Home builders start the year with a positive outlook

HousingWire

For the second consecutive month, homebuilders have become more optimistic, according to the National Association of Home Builders/Wells Fargo Housing Market Index. The index rose seven points to 44 in January. The report attributes this sharp increase in builder confidence to mortgage rates remaining under 7 percent for the past month. “Lower interest rates improved housing affordability conditions this past month, bringing some buyers back into the market after being sidelined in the fall by higher borrowing costs,” said NAHB Chairman Alice Huey. “Single-family starts are expected to grow in 2024, adding much-needed inventory to the market.”

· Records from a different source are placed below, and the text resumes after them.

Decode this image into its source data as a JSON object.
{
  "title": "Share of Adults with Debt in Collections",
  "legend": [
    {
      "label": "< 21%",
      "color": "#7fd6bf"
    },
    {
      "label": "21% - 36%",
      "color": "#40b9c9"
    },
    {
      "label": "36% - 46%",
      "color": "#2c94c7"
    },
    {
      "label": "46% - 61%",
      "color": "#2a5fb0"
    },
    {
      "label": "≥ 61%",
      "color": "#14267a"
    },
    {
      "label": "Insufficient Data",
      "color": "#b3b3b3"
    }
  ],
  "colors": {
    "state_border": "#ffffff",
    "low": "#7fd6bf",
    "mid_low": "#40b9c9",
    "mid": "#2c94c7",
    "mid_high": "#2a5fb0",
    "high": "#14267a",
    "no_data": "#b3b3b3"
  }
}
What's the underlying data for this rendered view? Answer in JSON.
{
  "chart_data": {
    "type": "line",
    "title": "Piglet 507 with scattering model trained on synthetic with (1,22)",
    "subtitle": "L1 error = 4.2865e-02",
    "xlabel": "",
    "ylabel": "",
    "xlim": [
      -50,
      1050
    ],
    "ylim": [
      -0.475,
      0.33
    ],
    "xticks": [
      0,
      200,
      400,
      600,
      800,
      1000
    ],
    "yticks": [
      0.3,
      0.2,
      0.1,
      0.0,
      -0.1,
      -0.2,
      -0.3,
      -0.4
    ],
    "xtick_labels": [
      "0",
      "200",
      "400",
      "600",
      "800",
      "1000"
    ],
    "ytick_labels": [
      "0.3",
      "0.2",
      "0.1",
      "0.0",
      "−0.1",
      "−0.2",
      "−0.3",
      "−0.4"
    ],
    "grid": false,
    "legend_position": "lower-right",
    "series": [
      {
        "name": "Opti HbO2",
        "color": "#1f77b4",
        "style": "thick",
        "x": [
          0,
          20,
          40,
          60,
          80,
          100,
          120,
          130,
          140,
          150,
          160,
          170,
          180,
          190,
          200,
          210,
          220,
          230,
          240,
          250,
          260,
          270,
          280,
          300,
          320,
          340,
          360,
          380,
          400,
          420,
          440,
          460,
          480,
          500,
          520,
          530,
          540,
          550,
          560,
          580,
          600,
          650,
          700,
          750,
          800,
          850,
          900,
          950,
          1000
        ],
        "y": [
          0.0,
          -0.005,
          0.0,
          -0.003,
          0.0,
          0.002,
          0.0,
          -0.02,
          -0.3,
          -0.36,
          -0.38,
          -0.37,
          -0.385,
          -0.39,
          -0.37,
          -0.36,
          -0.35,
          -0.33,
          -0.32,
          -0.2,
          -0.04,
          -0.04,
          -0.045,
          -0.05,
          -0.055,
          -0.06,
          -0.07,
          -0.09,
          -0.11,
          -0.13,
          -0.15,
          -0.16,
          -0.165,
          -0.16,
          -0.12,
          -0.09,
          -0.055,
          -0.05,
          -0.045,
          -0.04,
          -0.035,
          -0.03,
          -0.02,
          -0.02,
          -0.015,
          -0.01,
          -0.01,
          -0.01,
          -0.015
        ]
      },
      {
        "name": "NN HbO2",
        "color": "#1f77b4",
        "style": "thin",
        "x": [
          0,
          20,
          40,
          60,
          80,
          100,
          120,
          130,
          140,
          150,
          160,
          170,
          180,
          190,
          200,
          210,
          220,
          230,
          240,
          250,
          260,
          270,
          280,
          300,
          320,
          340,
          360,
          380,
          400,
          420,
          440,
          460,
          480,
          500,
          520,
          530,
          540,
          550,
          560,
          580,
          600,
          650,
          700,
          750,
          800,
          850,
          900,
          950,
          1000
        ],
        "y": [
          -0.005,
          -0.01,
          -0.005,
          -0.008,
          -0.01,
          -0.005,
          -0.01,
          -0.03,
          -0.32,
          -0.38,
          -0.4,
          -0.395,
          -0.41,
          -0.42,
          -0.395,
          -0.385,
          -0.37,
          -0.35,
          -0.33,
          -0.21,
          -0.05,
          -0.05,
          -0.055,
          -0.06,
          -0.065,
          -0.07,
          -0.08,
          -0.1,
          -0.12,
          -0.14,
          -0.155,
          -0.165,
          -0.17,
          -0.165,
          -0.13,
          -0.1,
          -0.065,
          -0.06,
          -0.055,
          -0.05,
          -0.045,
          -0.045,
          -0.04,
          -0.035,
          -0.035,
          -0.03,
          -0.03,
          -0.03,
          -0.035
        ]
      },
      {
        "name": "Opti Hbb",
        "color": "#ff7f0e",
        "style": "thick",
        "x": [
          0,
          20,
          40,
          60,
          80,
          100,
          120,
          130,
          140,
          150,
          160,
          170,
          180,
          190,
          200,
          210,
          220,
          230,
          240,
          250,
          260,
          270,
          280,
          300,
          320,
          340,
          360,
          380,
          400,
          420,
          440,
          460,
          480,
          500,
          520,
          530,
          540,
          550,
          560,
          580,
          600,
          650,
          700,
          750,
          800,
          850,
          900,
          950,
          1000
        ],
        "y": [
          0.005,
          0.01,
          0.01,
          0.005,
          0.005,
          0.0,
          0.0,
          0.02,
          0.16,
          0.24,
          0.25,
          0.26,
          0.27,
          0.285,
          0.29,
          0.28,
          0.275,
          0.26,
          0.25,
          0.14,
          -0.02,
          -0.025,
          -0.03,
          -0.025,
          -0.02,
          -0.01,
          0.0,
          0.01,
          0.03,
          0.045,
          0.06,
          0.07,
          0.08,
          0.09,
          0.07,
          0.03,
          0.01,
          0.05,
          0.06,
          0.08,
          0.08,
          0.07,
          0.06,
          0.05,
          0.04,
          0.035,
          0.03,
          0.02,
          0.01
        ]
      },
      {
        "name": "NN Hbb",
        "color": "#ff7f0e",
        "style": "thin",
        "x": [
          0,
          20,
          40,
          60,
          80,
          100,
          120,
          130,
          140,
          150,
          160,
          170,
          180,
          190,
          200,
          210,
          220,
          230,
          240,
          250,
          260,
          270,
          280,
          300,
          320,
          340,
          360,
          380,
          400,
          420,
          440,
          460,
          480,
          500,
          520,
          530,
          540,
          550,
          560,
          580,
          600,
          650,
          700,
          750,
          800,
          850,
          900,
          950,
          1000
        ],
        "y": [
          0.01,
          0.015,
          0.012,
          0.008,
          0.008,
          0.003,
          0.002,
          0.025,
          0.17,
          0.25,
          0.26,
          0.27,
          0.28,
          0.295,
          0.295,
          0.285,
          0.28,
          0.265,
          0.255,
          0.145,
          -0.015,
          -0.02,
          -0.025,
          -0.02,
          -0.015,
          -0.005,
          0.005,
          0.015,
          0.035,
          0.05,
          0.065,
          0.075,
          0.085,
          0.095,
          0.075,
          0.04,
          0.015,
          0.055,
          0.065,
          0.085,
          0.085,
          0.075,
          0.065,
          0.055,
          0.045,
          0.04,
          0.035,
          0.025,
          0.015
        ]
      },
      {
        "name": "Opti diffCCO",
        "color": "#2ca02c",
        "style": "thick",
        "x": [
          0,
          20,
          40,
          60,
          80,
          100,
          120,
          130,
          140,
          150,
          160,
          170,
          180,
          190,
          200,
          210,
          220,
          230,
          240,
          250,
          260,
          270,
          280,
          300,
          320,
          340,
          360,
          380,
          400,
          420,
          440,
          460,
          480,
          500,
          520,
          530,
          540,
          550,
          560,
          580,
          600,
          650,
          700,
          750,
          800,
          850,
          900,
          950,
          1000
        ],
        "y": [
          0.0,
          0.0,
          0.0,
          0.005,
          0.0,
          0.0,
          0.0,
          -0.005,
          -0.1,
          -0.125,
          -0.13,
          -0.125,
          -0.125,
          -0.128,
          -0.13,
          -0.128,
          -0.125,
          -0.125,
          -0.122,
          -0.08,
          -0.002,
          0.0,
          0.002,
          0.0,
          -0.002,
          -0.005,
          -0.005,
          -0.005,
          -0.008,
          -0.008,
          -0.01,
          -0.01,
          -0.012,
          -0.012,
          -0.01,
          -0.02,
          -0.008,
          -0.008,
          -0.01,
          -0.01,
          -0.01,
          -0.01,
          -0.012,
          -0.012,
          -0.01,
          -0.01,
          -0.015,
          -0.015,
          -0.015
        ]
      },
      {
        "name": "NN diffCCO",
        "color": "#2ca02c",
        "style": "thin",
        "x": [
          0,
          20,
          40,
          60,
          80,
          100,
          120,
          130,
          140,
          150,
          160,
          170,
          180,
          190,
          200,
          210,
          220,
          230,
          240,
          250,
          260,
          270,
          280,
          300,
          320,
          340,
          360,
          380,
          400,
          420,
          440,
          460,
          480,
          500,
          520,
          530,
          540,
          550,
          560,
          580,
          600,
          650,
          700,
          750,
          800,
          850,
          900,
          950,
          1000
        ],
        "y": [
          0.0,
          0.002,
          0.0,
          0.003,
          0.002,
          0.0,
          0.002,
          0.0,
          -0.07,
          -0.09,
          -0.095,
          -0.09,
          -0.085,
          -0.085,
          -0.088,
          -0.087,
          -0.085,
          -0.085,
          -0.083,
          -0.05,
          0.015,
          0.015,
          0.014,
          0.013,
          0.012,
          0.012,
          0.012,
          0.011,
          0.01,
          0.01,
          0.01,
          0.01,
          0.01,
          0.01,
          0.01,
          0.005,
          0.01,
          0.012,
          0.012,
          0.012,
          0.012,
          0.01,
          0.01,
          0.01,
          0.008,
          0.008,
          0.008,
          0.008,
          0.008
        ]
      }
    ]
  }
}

Despite the increase in confidence and the lower mortgage rates, homebuilders still reported price cuts and other incentives. According to the report, 31 percent of builders reported cutting prices in January, with an average price reduction of 6 percent. Overall, 62 percent of builders reported providing sales incentives.

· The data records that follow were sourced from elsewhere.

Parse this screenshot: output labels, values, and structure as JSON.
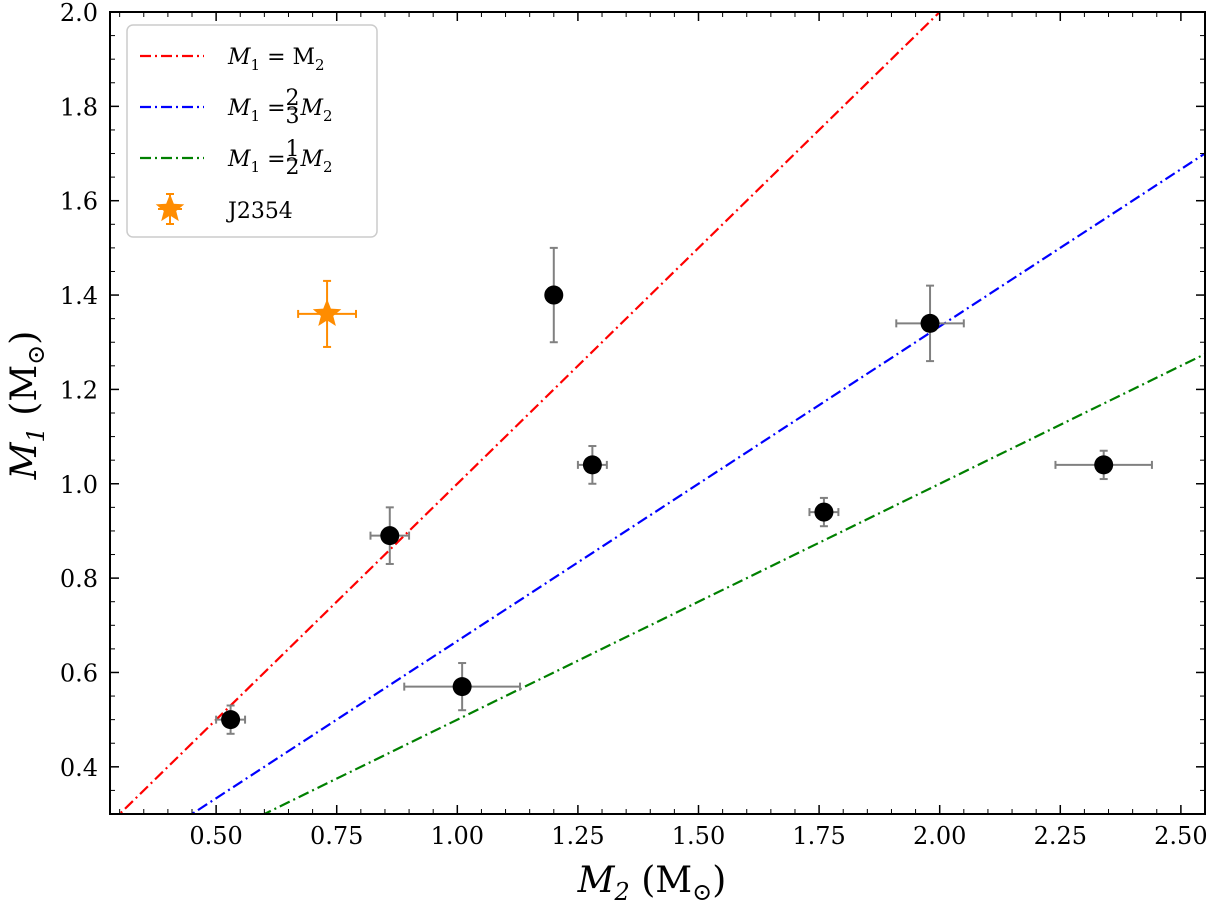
{
  "chart_data": {
    "type": "scatter",
    "xlabel": "M2 (M⊙)",
    "ylabel": "M1 (M⊙)",
    "xlim": [
      0.28,
      2.55
    ],
    "ylim": [
      0.3,
      2.0
    ],
    "xticks": [
      0.5,
      0.75,
      1.0,
      1.25,
      1.5,
      1.75,
      2.0,
      2.25,
      2.5
    ],
    "xtick_labels": [
      "0.50",
      "0.75",
      "1.00",
      "1.25",
      "1.50",
      "1.75",
      "2.00",
      "2.25",
      "2.50"
    ],
    "yticks": [
      0.4,
      0.6,
      0.8,
      1.0,
      1.2,
      1.4,
      1.6,
      1.8,
      2.0
    ],
    "ytick_labels": [
      "0.4",
      "0.6",
      "0.8",
      "1.0",
      "1.2",
      "1.4",
      "1.6",
      "1.8",
      "2.0"
    ],
    "lines": [
      {
        "name": "M1 = M2",
        "label_parts": [
          "M",
          "1",
          " = M",
          "2"
        ],
        "slope": 1.0,
        "color": "#ff0000"
      },
      {
        "name": "M1 = 2/3 M2",
        "label_parts": [
          "M",
          "1",
          " = ",
          "2",
          "3",
          "M",
          "2"
        ],
        "slope": 0.6667,
        "color": "#0000ff"
      },
      {
        "name": "M1 = 1/2 M2",
        "label_parts": [
          "M",
          "1",
          " = ",
          "1",
          "2",
          "M",
          "2"
        ],
        "slope": 0.5,
        "color": "#008000"
      }
    ],
    "points": [
      {
        "x": 0.53,
        "y": 0.5,
        "xerr": 0.03,
        "yerr": 0.03
      },
      {
        "x": 0.86,
        "y": 0.89,
        "xerr": 0.04,
        "yerr": 0.06
      },
      {
        "x": 1.01,
        "y": 0.57,
        "xerr": 0.12,
        "yerr": 0.05
      },
      {
        "x": 1.2,
        "y": 1.4,
        "xerr": 0.01,
        "yerr": 0.1
      },
      {
        "x": 1.28,
        "y": 1.04,
        "xerr": 0.03,
        "yerr": 0.04
      },
      {
        "x": 1.76,
        "y": 0.94,
        "xerr": 0.03,
        "yerr": 0.03
      },
      {
        "x": 1.98,
        "y": 1.34,
        "xerr": 0.07,
        "yerr": 0.08
      },
      {
        "x": 2.34,
        "y": 1.04,
        "xerr": 0.1,
        "yerr": 0.03
      }
    ],
    "highlight": {
      "name": "J2354",
      "x": 0.73,
      "y": 1.36,
      "xerr": 0.06,
      "yerr": 0.07,
      "color": "#ff8c00"
    },
    "legend_position": "top-left"
  },
  "colors": {
    "point": "#000000",
    "errorbar": "#808080",
    "frame": "#000000"
  }
}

Mortgage demand surges more than 10 percent as mortgage rates lure homebuyers

CNBC

Another drop in mortgage interest rates caused a run on loans last week. Total mortgage application volume jumped 10.4 percent compared with the previous week, according the Mortgage Bankers Association’s seasonally adjusted index. The average contract interest rate for 30-year fixed-rate mortgages with conforming loan balances ($726,200 or less on average) decreased to 6.75 percent from 6.81 percent, with points increasing to 0.62 from 0.61 for loans with a 20 percent down payment. That was the lowest rate in three weeks.


Applications for a mortgage to purchase a home rose 9 percent for the week, but were 20 percent lower than the same week one year ago. Mortgage rates were about half a percentage point (52 basis points) higher one year ago, but buyers seemed to be enticed by the recent rate drop. Applications to refinance a home loan increased 11 percent compared with the prior week and were 10 percent higher than the same week a year ago. While the vast majority of current borrowers have rates lower than those offered today, the recent drop is still having some effect for those whose loans carry higher rates.